Box 2 – Procedure for patients with STEMI who are for thrombolysis rather than PCI

If PCI is not possible or delayed, thrombolytic therapy should be considered as soon as possible.

Definite indications:

  • Pain <12 hours, ST elevation of at least 1mm in limb leads or 2mm in precordial leads.
  • ST elevation, ongoing pain 12-24 hours.

Probable indications:

  • High clinical suspicion with LBBB
  • Doubt about time of onset, high clinical suspicion, “stuttering” onset, or widespread ECG changes.

Uncertain indications:

  • Profound ST depression - in the presence of ST segment depression only, pooled data from clinical trials have failed to show benefit from the administration of thrombolytic therapy in patients with acute MI. Some of these patients will have true posterior MI, who will benefit from reperfusion therapy. This is usually associated with inferior ST elevation, but this may be subtle.

In the presence of a normal ECG, alternative diagnoses should be sought (e.g. aortic dissection, pericarditis, pulmonary embolus, peptic ulcer disease), and thrombolytic therapy not given. The 12 lead ECG must be repeated frequently if the clinical suspicion is high and pain continues.

If indicated, prescribe and administer tenecteplase in addition to all other drugs in Box 1 (provided there are no contraindications). Note, patients who are hypertensive should not receive thrombolysis until BP is controlled - see below for further advice.

Tenecteplase single weight adjusted IV bolus over 10 seconds
Weight Weight (imperial) Dose (units) Dose (mg) Volume
<60kg <9st 6lb 6,000 units 30mg 6ml
60–69.9kg 9st 6lb–11st 7,000 units 35mg 7ml
70–79.9kg 11st 1lb–12st 8lb 8,000 units 40mg 8ml
80–89.9kg 12st 9lb–14st 2lb 9,000 units 45mg 9ml
>90kg >14st 2lb 10,000 units (max dose) 50mg (max dose) 10ml

N.B. Tenecteplase must not be administered in a line containing glucose due to incompatibility. Alteplase or streptokinase can be used as an alternative if supplies of tenecteplase are unavailable - contact your clinical pharmacist or Medicines Information (see Appendix 6 for contact details) for further advice.
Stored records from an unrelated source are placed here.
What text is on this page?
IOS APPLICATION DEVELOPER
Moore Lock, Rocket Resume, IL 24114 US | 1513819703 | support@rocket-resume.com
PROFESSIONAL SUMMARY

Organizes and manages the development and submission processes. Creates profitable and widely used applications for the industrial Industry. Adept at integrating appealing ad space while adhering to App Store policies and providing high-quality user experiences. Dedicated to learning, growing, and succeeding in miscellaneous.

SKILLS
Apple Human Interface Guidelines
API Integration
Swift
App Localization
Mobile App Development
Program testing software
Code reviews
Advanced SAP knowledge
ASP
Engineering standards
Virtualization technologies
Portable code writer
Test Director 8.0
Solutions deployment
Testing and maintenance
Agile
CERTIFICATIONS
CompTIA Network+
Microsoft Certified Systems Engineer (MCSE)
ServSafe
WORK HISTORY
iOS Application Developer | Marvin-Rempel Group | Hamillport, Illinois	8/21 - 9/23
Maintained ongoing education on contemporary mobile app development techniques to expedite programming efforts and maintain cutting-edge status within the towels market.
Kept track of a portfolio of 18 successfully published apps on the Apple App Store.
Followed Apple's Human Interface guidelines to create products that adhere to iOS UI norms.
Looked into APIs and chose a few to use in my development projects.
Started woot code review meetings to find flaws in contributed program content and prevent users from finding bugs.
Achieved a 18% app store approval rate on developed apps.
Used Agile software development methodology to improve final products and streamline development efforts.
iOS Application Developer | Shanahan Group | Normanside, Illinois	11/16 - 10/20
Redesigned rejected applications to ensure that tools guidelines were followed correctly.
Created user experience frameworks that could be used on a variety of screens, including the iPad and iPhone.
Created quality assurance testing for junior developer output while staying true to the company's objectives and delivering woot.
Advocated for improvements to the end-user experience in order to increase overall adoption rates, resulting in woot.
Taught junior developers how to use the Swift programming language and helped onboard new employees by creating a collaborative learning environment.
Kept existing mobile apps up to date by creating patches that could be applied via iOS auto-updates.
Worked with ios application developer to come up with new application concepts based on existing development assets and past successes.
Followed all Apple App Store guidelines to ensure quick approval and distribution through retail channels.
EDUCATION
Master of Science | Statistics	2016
Hypertension and Thrombolysis

Patients who are hypertensive (systolic >200mmHg or diastolic >100 mmHg) should not receive thrombolysis for acute MI until their BP is controlled using the following measures:

  1. Analgesia: Morphine IV 2.5-5mg if patient is in pain or distress.
  1. IV nitrates: Commence as soon as the need for thrombolysis is recognised if the patient is hypertensive.
    • Start glyceryl trinitrate infusion 1mg/ml at 10 to 20 micrograms/minute (equates to 0.6 to 1.2 ml/hour), then increased gradually until the desired BP is attained to allow thrombolysis.
    • BP should be rechecked every five minutes and if BP has not reduced to a level to allow thrombolysis, the infusion should be increased every 5 to 10 minutes until the desired BP is obtained.
    • Normal range is 10 to 100 micrograms/minute (equates to 0.6 to 6ml/hour).
  1. Intravenous beta-blocker: Should be added in patients who are still hypertensive despite 100 micrograms/minute of IV nitrates unless there are contra-indications to beta-blockers. Use either:
    • Metoprolol IV 5mg every 2 minutes to maximum of 15mg. If necessary 15minutes after IV dose, give metoprolol 50mg orally
    • or labetalol IV infusion at 15mg/hour and double dose at 30 minute intervals until BP controlled, patient develops symptomatic bradycardia or maximum dose of 120mg/hour attained.